Untuk itu, pihaknya tidak akan segan melakukan upaya hukum, jika nantinya pemerintah mengambil kebijakan yang bertentangan dengan putusan perkara, lewat rapat koordinasi yang akan dilakukan Kemenkopolhukam pada Jumat mendatang di Pekanbaru.
"Jika ada kebijakan yang diambil bertentangan dengan putusan perkara yang sudah berkekuatan hukum tetap, maka kami akan mengambil langkah hukum. Termasuk melakukan gugatan hukum kepada institusi dan pejabat yang melakukan tindakan di luar putusan pengadilan dan Mahkamah Agung," demikian dia.
Surya Darma juga menepis adanya klaim tanah ulayat yang dihubungkan dengan gugatan Yayasan Riau Madani. Menurutnya, gugatan Riau Madani di Pengadilan Negeri Bangkinang dengan nomor putusan: 38/Pdt.G/2013/PN.BKN tanggal 10 April 2014, sama sekali tidak ada kaitannya dengan klaim tanah ulayat.
Putusan itu diperkuat oleh amar putusan Peninjauan Kembali (PK) nomor: 608PK/Pdt/2015 tanggal 23 Februari 2016.
Ia menegaskan, bahwa gugatan Yayasan Riau Madani sebagai organisasi lingkungan hanya berfokus pada gugatan lingkungan, secara khusus objeknya adalah kawasan hutan.
"Gugatan kami sama sekali tidak ada kaitannya dengan klaim tanah ulayat. Dalam amar putusan mulai dari Pengadilan Negeri hingga Mahkamah Agung, sama sekali tidak ada disinggung tentang tanah ulayat," tegasnya.

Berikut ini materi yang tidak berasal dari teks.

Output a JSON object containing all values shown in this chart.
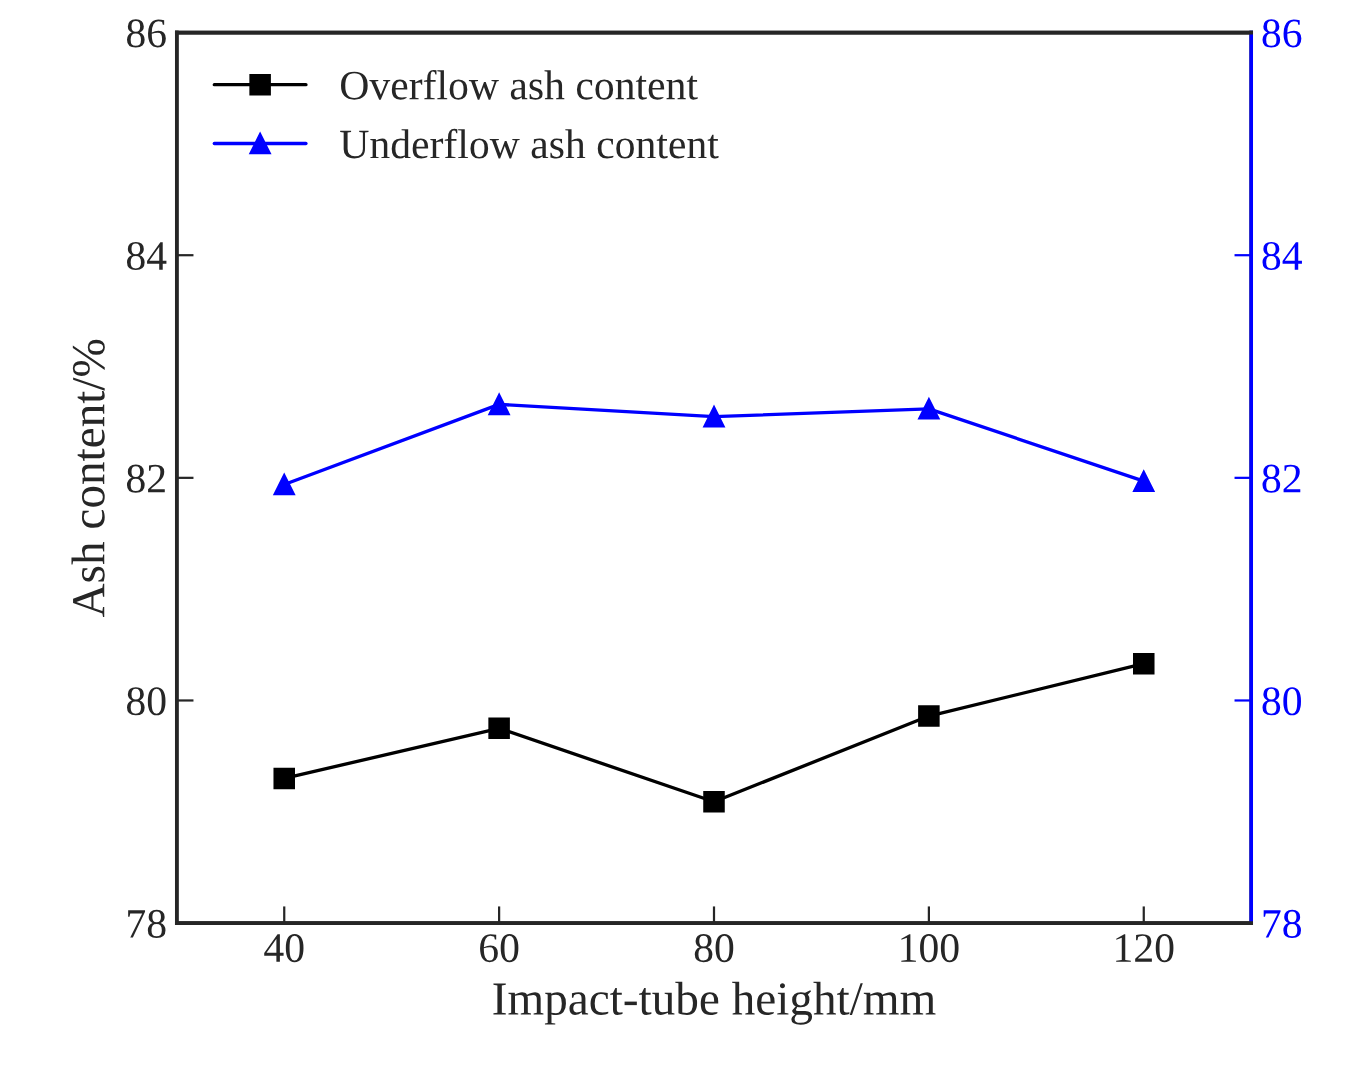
{
  "chart_data": {
    "type": "line",
    "xlabel": "Impact-tube height/mm",
    "ylabel": "Ash content/%",
    "x": [
      40,
      60,
      80,
      100,
      120
    ],
    "series": [
      {
        "name": "Overflow ash content",
        "color": "#000000",
        "marker": "square",
        "values": [
          79.3,
          79.75,
          79.09,
          79.86,
          80.33
        ]
      },
      {
        "name": "Underflow ash content",
        "color": "#0000ff",
        "marker": "triangle",
        "axis": "y2",
        "values": [
          81.94,
          82.66,
          82.55,
          82.62,
          81.97
        ]
      }
    ],
    "xlim": [
      30,
      130
    ],
    "xticks": [
      40,
      60,
      80,
      100,
      120
    ],
    "ylim": [
      78,
      86
    ],
    "yticks": [
      78,
      80,
      82,
      84,
      86
    ],
    "y2lim": [
      78,
      86
    ],
    "y2ticks": [
      78,
      80,
      82,
      84,
      86
    ],
    "grid": false,
    "legend": "top left",
    "line_style": "solid"
  }
}
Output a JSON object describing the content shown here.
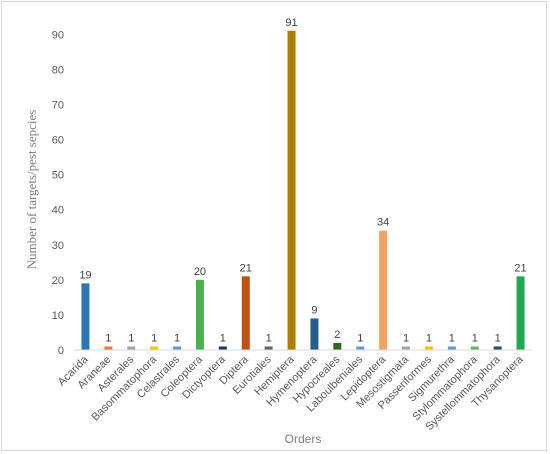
{
  "chart_data": {
    "type": "bar",
    "title": "",
    "xlabel": "Orders",
    "ylabel": "Number of targets/pest sepcies",
    "ylim": [
      0,
      90
    ],
    "yticks": [
      0,
      10,
      20,
      30,
      40,
      50,
      60,
      70,
      80,
      90
    ],
    "grid": false,
    "categories": [
      "Acarida",
      "Araneae",
      "Asterales",
      "Basommatophora",
      "Celastrales",
      "Coleoptera",
      "Dictyoptera",
      "Diptera",
      "Eurotiales",
      "Hemiptera",
      "Hymenoptera",
      "Hypocreales",
      "Laboulbeniales",
      "Lepidoptera",
      "Mesostigmata",
      "Passeriformes",
      "Sigmurethra",
      "Stylommatophora",
      "Systellommatophora",
      "Thysanoptera"
    ],
    "values": [
      19,
      1,
      1,
      1,
      1,
      20,
      1,
      21,
      1,
      91,
      9,
      2,
      1,
      34,
      1,
      1,
      1,
      1,
      1,
      21
    ],
    "colors": [
      "#2e75b6",
      "#ed7d31",
      "#a5a5a5",
      "#ffc000",
      "#5b9bd5",
      "#4caf50",
      "#1f3864",
      "#c0500f",
      "#636363",
      "#b07d00",
      "#255e91",
      "#2d6a1f",
      "#5b9bd5",
      "#f4a261",
      "#a5a5a5",
      "#ffc000",
      "#5b9bd5",
      "#5cb85c",
      "#1f4e79",
      "#1fa84f"
    ]
  }
}
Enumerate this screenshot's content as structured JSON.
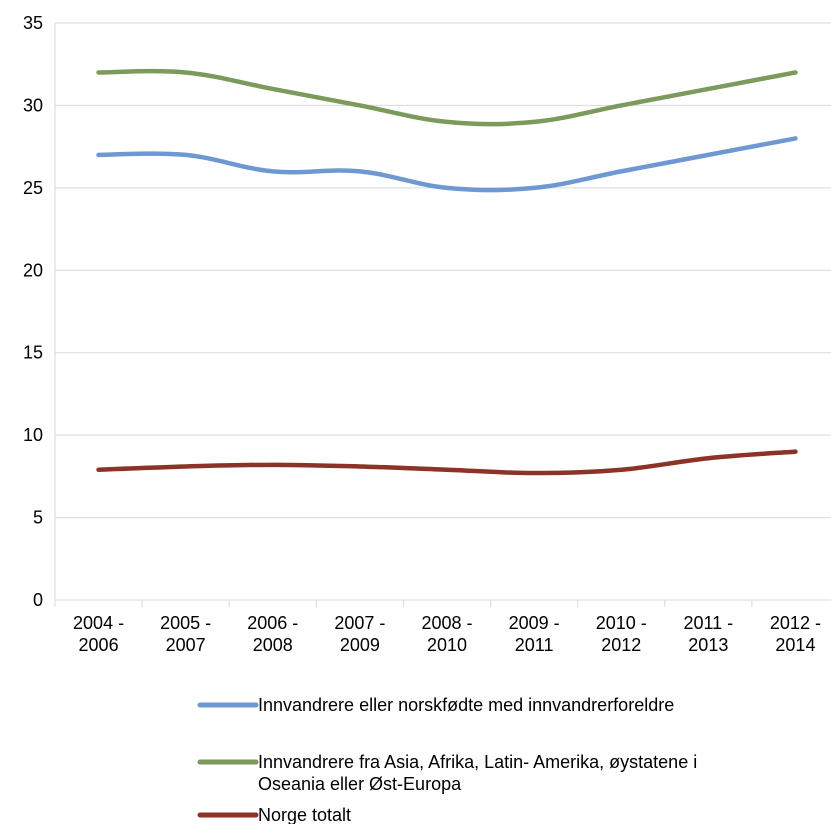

Ia khawatir, lahan kebun sawit yang dikelola PTPN IV Regional III akan bernasib sama seperti kebun sawit Senama Nenek di Tapung Hulu, Kampar. Pada 2018 silam, Jokowi memutuskan kebun sawit yang digarap PTPN V seluas 2.800 hektare lebih di Senama Nenek dibagi-bagikan kepada masyarakat sebagai Tanah Objek Reforma Agraria (TORA).
Belakangan pembagian kebun sawit itu tidak tepat sasaran dan menimbulkan polemik di tengah masyarakat. Bahkan, tak sedikit sertifikat itu diperjualbelikan secara bebas melalui media sosial.
"Jangan ada pikiran menjadikan kebun sawit di Batu Gajah, Tapung ini menjadi Sinama Nenek jilid dua. Harus dikembalikan sebagai kawasan hutan sebagaimana putusan hukum yang sudah inkrah," tuturnya.
Berdasarkan informasi yang diperoleh bahwa salah satu penyebab tidak dapat dilaksanakannya eksekusi tersebut karena areal yang digugat saat ini telah mengalami perubahan status kawasan yang telah ditetapkan oleh Pemerintah dari kawasan hutan menjadi areal penggunaan lain (APL).